On Wed, Jan 22, 2020 at 10:55 AM Peter Geoghegan <pg(at)bowt(dot)ie> wrote:
> On Tue, Jan 21, 2020 at 11:50 PM Floris Van Nee
> <florisvannee(at)optiver(dot)com> wrote:
> > As far as I know, a page split could happen at any random element in the page. One of the situations we could be left with is:
> > Leaf page 1 = [2,4]
> > Leaf page 2 = [5,6,8]
> > However, our scan is still pointing to leaf page 1. For non-skip scans this is not a problem, as we already read all matching elements in our local buffer and we'll return those. But the skip scan currently:
> > a) checks the lo-key of the page to see if the next prefix can be found on the leaf page 1
> > b) finds out that this is actually true
> > c) does a search on the page and returns value=4 (while it should have returned value=6)
> >
> > Peter, is my understanding about the btree internals correct so far?
>
> This is a good summary.

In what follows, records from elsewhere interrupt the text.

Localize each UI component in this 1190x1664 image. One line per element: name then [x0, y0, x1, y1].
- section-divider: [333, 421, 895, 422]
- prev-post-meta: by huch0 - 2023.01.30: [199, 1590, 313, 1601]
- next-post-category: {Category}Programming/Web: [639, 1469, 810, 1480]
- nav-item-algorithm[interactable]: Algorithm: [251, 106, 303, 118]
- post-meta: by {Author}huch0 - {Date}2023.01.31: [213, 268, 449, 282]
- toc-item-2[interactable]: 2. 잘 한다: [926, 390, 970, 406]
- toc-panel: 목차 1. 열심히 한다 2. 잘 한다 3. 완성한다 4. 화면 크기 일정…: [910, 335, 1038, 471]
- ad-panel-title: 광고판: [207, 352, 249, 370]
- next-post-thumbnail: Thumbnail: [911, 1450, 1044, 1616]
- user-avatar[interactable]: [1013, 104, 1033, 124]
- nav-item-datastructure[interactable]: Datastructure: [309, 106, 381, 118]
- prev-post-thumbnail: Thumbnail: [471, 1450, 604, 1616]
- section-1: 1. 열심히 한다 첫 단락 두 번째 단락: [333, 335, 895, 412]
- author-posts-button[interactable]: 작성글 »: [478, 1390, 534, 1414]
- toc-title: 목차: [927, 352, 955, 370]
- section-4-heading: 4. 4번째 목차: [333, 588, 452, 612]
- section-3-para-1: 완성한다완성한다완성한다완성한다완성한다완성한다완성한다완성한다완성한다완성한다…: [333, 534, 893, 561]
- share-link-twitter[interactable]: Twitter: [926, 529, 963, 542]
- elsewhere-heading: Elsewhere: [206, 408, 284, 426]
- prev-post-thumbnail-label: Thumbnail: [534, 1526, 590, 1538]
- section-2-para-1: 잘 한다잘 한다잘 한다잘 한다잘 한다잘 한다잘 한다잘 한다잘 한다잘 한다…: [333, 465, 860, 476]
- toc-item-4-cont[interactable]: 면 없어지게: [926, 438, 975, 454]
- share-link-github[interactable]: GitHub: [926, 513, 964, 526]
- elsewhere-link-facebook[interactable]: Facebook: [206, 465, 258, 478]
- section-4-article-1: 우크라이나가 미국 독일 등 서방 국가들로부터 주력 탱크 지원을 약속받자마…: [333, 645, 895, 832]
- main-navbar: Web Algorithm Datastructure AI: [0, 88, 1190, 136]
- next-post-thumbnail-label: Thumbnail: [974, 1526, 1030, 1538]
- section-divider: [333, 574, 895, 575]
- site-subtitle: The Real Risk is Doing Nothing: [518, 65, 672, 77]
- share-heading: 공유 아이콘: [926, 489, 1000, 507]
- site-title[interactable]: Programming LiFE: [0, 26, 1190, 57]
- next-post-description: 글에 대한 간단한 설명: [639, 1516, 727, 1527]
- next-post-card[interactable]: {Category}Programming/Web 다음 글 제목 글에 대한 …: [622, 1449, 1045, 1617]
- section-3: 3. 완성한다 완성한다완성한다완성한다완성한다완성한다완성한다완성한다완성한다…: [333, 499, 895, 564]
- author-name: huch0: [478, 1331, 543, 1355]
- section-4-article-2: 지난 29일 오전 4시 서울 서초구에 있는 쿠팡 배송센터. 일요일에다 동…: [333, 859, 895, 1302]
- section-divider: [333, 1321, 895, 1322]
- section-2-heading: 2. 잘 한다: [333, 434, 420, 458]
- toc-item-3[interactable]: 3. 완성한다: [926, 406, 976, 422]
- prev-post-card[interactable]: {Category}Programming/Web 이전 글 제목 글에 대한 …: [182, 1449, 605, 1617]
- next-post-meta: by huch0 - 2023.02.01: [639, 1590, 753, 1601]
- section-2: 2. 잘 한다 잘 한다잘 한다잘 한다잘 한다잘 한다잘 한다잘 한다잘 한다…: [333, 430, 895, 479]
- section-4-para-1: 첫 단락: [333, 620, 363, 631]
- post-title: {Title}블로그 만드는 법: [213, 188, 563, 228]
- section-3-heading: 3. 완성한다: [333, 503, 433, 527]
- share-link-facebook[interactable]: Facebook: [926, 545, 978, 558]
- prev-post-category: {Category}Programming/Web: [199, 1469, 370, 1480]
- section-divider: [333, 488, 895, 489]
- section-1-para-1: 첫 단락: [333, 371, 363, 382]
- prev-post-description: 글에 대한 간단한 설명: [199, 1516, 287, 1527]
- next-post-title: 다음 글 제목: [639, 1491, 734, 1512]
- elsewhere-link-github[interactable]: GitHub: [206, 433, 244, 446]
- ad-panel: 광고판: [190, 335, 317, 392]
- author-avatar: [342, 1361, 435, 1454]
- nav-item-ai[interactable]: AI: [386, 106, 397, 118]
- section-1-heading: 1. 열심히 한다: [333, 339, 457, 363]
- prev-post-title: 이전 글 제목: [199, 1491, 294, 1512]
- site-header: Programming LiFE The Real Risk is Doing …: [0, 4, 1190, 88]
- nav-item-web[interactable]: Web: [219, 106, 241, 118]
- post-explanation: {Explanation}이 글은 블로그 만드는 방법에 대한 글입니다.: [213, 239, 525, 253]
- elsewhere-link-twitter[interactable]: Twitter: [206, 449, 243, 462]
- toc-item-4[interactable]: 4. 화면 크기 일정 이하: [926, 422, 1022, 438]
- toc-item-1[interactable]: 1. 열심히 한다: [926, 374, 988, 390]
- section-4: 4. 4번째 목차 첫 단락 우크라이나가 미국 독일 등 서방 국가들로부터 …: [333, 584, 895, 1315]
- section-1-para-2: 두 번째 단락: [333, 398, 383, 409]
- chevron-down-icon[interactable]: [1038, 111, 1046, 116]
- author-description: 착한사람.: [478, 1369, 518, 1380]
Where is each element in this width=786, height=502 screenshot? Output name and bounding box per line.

This is the kind of scenario I had in mind
> when I expressed a general concern about "stopping between pages".
> Processing a whole page at a time is a crucial part of how
> _bt_readpage() currently deals with concurrent page splits.

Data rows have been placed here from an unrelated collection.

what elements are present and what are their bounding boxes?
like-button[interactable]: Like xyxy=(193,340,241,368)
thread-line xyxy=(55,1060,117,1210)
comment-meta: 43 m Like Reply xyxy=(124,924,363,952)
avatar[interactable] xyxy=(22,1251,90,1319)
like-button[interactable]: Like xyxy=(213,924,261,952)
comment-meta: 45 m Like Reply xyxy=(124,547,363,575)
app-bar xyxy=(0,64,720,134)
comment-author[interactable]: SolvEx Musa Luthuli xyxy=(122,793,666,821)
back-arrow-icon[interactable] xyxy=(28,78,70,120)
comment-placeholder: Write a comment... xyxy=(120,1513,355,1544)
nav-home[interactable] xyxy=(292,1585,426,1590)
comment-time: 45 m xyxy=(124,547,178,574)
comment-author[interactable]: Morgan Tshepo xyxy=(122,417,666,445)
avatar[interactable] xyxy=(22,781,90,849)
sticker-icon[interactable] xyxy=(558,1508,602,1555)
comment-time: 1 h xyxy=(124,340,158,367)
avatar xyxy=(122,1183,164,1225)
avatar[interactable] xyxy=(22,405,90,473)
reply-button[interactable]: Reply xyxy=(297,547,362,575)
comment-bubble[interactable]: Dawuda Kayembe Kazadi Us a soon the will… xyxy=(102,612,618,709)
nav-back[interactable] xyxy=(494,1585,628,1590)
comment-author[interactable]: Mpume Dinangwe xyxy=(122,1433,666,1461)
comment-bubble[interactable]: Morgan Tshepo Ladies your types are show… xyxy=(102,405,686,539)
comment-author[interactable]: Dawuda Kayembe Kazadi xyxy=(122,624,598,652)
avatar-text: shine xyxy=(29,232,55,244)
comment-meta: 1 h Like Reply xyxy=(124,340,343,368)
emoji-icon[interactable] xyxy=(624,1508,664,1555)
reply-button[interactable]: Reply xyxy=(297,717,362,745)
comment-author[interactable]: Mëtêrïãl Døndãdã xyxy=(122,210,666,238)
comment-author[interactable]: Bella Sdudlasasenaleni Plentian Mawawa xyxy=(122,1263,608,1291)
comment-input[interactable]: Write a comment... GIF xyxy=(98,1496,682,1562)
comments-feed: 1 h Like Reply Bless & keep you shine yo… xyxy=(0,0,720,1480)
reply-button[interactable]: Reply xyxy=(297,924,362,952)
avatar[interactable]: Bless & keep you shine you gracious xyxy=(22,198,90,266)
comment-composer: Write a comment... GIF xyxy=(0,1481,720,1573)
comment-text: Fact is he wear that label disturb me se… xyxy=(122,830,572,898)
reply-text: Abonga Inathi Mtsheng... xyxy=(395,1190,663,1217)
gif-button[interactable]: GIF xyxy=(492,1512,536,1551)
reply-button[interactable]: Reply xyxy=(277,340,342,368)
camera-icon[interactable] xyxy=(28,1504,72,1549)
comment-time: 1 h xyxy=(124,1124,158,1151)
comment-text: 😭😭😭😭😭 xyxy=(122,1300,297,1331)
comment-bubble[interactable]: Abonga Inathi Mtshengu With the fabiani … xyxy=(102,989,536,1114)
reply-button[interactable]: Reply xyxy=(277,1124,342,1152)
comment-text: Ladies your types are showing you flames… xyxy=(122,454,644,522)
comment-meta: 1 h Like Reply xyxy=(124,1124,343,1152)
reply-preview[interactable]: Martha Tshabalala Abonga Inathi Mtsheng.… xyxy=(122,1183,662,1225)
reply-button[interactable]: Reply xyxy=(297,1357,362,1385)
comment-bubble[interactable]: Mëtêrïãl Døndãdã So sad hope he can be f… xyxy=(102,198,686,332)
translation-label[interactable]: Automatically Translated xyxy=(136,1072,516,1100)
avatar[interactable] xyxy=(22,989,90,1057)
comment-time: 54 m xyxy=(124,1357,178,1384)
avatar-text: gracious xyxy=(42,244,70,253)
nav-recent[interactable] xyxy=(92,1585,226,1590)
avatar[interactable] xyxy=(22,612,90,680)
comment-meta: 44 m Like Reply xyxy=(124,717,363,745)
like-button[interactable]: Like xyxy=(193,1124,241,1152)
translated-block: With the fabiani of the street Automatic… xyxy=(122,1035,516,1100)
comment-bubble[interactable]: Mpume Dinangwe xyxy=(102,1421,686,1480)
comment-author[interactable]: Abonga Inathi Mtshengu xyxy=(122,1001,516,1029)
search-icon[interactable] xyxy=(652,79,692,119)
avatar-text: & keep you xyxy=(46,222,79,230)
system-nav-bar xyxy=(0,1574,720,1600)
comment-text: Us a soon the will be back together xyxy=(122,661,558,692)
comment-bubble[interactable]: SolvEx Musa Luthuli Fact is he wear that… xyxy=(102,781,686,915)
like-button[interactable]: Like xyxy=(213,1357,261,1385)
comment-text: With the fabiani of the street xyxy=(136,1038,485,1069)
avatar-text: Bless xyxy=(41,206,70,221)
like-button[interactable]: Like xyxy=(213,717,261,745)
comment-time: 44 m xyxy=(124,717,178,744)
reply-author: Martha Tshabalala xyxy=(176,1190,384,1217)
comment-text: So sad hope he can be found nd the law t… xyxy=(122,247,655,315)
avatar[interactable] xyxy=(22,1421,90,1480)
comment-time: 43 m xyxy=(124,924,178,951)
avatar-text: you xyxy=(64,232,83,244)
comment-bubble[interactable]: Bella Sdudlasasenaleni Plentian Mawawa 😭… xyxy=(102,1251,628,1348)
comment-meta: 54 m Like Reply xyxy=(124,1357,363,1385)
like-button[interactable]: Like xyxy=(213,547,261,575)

I want to be clear about what it means that the page doesn't have a
"low key". Let us once again start with a very simple one leaf-page
btree containing four elements: leaf page 1 = [2,4,6,8] -- just like
in Floris' original page split scenario.

Let us also say that page 1 has a left sibling page -- page 0. Page 0
happens to have a high key with the integer value 0. So you could
*kind of* claim that the "low key" of page 1 is the integer value 0
(page 1 values must be > 0) -- *not* the integer value 2 (the
so-called "low key" here is neither > 2, nor >= 2). More formally, an
invariant exists that says that all values on page 1 must be
*strictly* greater than the integer value 0. However, this formal
invariant thing is hard or impossible to rely on when we actually
reach page 1 and want to know about its lower bound -- since there is
no "low key" pivot tuple on page 1 (we can only speak of a "low key"
as an abstract concept, or something that works transitively from the
parent -- there is only a physical high key pivot tuple on page 1
itself).

Suppose further that Page 0 is now empty, apart from its "all values
on page are <= 0" high key (page 0 must have had a few negative
integer values in its tuples at some point, but not anymore). VACUUM
will delete the page, *changing the effective low key* of Page 0 in
the process. The lower bound from the shared parent page will move
lower/left as a consequence of the deletion of page 0. nbtree page
deletion makes the "keyspace move right, not left". So the "conceptual
low key" of page 1 just went down from 0 to -5 (say), without there
being any practical way of a skip scan reading page 1 noticing the
change (the left sibling of page 0, page -1, has a high key of <= -5,
say).

Not only is it possible for somebody to insert the value 1 in page 1
-- now they can insert the value -3 or -4!

More concretely, the pivot tuple in the parent that originally pointed
to page 0 is still there -- all that page deletion changed about this
tuple is its downlink, which now points to page 1 instead or page 0.
Confusingly, page deletion removes the pivot tuple of the right
sibling page from the parent -- *not* the pivot tuple of the empty
page that gets deleted (in this case page 0) itself.

Note: this example ignores things like negative infinity values in
truncated pivot tuples, and the heap TID tiebreaker column -- in
reality this would look a bit different because of those factors.

See also: amcheck's bt_right_page_check_scankey() function, which has
a huge comment that reasons about a race involving page deletion. In
general, page deletion is by far the biggest source of complexity when
reasoning about the key space.
--
Peter Geoghegan